Design of a robust controller for DC/DC converter–electrolyzer systems supplied by μWECSs subject to highly fluctuating wind speed

A buck-based, isolated, high-voltage-ratio DC/DC converter that allows supplying a proton exchange membrane (PEM) electrolyzer from a micro-wind energy conversion system (μWECS) has been recently presented. It exhibits low ripple at the switching frequency on the output voltage and current and represents an attractive solution for low-cost hydrogen production. In this paper, a more accurate mathematical model of such a converter is derived and discussed. Then, a model-based robust controller is designed in the frequency domain using the Internal Model Control structure and in the context of H2∕H∞ optimal control. The controller satisfies the condition of robust stability and behavior, i.e., it guarantees stability and the desired behavior in the presence of parametric variations and unmodeled dynamics. In particular, the robustness in the presence of variations of DC-link voltage and buck input inductance is verified from the theoretical point of view.

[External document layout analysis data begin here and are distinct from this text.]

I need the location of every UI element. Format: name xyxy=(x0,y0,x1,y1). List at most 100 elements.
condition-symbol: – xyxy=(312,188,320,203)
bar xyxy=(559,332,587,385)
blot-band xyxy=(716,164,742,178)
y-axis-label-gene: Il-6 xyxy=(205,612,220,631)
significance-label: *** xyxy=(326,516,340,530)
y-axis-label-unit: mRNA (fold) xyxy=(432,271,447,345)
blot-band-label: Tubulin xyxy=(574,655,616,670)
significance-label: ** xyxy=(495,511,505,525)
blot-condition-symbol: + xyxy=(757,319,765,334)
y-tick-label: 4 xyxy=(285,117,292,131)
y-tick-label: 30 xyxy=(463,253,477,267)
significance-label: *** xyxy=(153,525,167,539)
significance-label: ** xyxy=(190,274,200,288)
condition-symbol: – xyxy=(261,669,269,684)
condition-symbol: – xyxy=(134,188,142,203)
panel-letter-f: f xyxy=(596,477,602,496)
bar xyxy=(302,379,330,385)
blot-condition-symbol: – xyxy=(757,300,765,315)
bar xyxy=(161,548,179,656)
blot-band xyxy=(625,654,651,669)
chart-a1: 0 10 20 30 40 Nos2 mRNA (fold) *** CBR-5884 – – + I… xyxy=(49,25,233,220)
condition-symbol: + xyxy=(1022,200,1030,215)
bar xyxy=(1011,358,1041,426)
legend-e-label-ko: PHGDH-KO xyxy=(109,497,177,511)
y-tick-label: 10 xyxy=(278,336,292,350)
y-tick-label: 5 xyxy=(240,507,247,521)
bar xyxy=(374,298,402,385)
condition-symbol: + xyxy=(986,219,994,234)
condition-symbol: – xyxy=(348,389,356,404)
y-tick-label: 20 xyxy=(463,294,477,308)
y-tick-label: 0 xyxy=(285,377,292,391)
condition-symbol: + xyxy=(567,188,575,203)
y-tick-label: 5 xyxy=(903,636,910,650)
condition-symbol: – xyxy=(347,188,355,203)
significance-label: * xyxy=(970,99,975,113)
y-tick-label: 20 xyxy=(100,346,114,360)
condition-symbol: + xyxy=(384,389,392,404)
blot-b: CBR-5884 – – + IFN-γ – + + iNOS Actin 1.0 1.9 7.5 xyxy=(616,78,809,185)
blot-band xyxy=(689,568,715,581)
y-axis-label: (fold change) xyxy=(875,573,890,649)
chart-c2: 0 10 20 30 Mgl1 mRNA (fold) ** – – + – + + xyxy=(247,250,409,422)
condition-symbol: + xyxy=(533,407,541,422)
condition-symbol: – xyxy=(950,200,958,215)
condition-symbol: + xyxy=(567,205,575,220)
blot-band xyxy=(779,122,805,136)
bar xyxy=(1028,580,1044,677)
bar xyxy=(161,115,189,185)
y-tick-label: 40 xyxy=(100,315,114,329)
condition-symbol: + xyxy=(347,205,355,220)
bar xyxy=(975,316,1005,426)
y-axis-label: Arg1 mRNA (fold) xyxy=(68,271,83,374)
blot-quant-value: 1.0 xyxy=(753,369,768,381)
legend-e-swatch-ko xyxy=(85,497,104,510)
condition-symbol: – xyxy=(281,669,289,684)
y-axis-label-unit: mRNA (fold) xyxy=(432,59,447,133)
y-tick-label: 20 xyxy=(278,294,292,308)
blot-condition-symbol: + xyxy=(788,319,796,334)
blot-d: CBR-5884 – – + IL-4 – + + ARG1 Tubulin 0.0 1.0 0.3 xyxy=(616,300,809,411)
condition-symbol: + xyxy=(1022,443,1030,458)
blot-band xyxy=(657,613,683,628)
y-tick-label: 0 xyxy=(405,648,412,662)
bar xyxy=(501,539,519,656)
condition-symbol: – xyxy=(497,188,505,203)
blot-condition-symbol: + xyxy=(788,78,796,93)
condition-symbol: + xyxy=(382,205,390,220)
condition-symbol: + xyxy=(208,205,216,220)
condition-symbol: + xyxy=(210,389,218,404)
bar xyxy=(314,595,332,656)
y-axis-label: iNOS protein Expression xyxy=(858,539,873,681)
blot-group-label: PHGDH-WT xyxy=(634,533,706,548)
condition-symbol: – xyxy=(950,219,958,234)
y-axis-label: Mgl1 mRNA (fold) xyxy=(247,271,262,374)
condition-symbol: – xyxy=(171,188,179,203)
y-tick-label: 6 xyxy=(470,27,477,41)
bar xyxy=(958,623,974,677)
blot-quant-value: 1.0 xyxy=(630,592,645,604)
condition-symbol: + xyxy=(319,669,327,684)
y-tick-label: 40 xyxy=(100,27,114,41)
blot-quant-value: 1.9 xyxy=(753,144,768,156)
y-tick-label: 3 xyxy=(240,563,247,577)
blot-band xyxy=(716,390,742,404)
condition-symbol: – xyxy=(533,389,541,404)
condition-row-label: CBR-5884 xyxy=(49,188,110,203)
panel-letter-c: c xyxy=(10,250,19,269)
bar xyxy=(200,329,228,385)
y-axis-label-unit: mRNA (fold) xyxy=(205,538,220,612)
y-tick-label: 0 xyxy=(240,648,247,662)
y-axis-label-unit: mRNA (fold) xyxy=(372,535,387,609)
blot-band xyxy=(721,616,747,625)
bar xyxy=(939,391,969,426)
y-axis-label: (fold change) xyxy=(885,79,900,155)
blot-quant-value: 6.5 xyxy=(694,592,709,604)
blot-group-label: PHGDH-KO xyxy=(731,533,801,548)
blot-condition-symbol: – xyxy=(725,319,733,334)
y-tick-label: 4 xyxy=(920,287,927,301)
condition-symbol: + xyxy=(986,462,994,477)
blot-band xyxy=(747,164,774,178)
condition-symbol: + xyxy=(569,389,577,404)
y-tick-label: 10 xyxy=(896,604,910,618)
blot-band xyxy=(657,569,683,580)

The validation of the controller is performed by integrating it into a detailed switching model of the DC/DC converter, which is implemented on a widely used circuit-oriented simulator. Good results are obtained in terms of dynamic and steady-state behavior, even in the presence of the above variations. A comparison is also carried out with the results obtained using an integral controller designed on the basis of the above mathematical model. Such a comparison shows the superiority of the robust controller over the integral controller in all the operating conditions, especially when the DC-link voltage is subject to significant variations and is affected by a non-negligible low-frequency ripple due to the presence of the diode rectifier at the output of the μWECS.